Baren was born Wang Renshu (Chinese: 王任叔; pinyin: Wáng Rènshū) to a needy family in Fenghua, Zhejiang. He went to elementary school when he was 8, and entered the Fourth Normal School of Zhejiang in 1915. After graduating from normal school in 1920, he became a grade school teacher. In 1923 he started to write short stories and poems, and joined the Literature Research Society. One year later, Baren became a member of the Communist Party of China. In 1930, he joined the League of the Left-Wing Writers. When the anti-Japanese War broke out, Baren stayed in Shanghai to publicize anti-war culture at first. In 1941, he went to Indonesia, pursuing the anti-war movement.
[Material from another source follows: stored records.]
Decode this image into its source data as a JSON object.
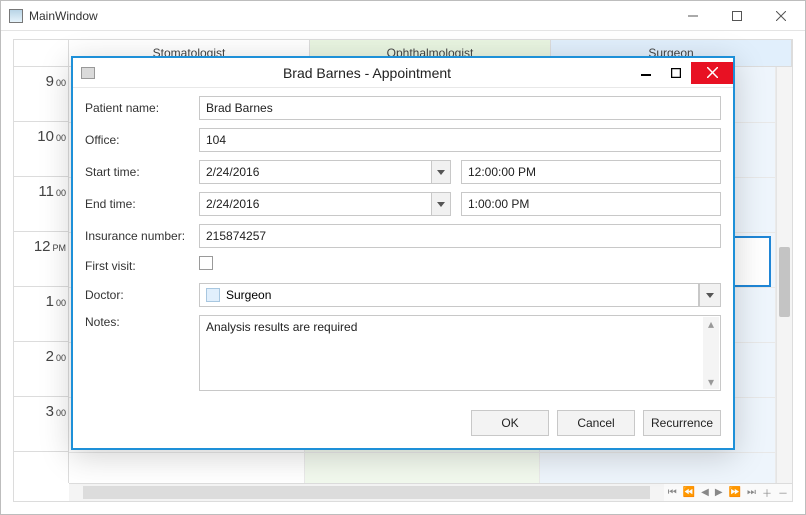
{
  "window": {
    "title": "MainWindow"
  },
  "columns": [
    {
      "label": "Stomatologist"
    },
    {
      "label": "Ophthalmologist"
    },
    {
      "label": "Surgeon"
    }
  ],
  "time_slots": [
    {
      "hour": "9",
      "sup": "00"
    },
    {
      "hour": "10",
      "sup": "00"
    },
    {
      "hour": "11",
      "sup": "00"
    },
    {
      "hour": "12",
      "sup": "PM"
    },
    {
      "hour": "1",
      "sup": "00"
    },
    {
      "hour": "2",
      "sup": "00"
    },
    {
      "hour": "3",
      "sup": "00"
    }
  ],
  "dialog": {
    "title": "Brad Barnes - Appointment",
    "labels": {
      "patient": "Patient name:",
      "office": "Office:",
      "start": "Start time:",
      "end": "End time:",
      "insurance": "Insurance number:",
      "first_visit": "First visit:",
      "doctor": "Doctor:",
      "notes": "Notes:"
    },
    "values": {
      "patient": "Brad Barnes",
      "office": "104",
      "start_date": "2/24/2016",
      "start_time": "12:00:00 PM",
      "end_date": "2/24/2016",
      "end_time": "1:00:00 PM",
      "insurance": "215874257",
      "first_visit_checked": false,
      "doctor": "Surgeon",
      "notes": "Analysis results are required"
    },
    "buttons": {
      "ok": "OK",
      "cancel": "Cancel",
      "recurrence": "Recurrence"
    }
  }
}
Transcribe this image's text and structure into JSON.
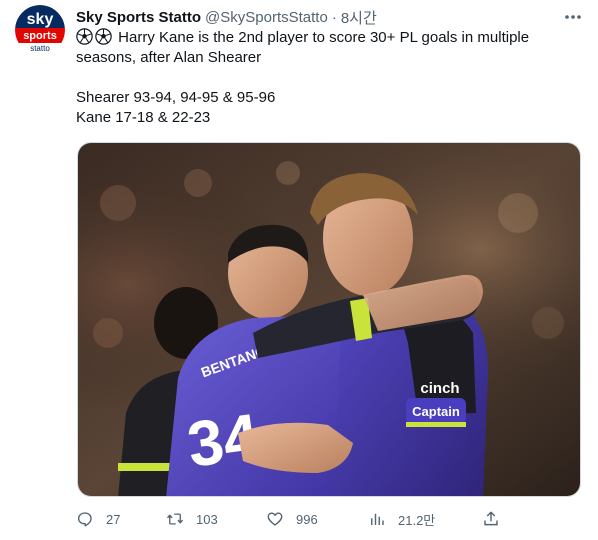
{
  "tweet": {
    "avatar_logo": {
      "sky": "sky",
      "sports": "sports",
      "statto": "statto"
    },
    "display_name": "Sky Sports Statto",
    "handle": "@SkySportsStatto",
    "separator": "·",
    "time": "8시간",
    "more_icon": "more-horizontal-icon",
    "text": {
      "line1": "Harry Kane is the 2nd player to score 30+ PL goals in multiple",
      "line2": "seasons, after Alan Shearer",
      "line3": "Shearer 93-94, 94-95 & 95-96",
      "line4": "Kane 17-18 & 22-23"
    },
    "emojis": [
      "soccer-ball-emoji",
      "soccer-ball-emoji"
    ],
    "image": {
      "description_icon": "photo",
      "jersey_number": "34",
      "armband": "Captain",
      "sponsor": "cinch"
    },
    "actions": {
      "reply": {
        "icon": "reply-icon",
        "count": "27"
      },
      "retweet": {
        "icon": "retweet-icon",
        "count": "103"
      },
      "like": {
        "icon": "heart-icon",
        "count": "996"
      },
      "views": {
        "icon": "views-icon",
        "count": "21.2만"
      },
      "share": {
        "icon": "share-icon"
      }
    },
    "colors": {
      "text_primary": "#0f1419",
      "text_secondary": "#536471",
      "brand_red": "#e10600",
      "brand_blue": "#072a60"
    }
  }
}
He returned to China in 1948.

After the founding of the People's Republic of China, he served as Chinese Ambassador to Indonesia and the director of the People's Literature Publishing House. Baren was persecuted to death during the Cultural Revolution.

Baren preferred fiction writing. He created collections of short stories Jail, Shack, In the Decline, Martyrdom, novellas Vagrant Life of Ah Quei, Badge, the novel Rebellion of Mang Xiucai and so on. His work on literary theory On Literature was heavily influenced by the ideals of U.S.S.R. critics.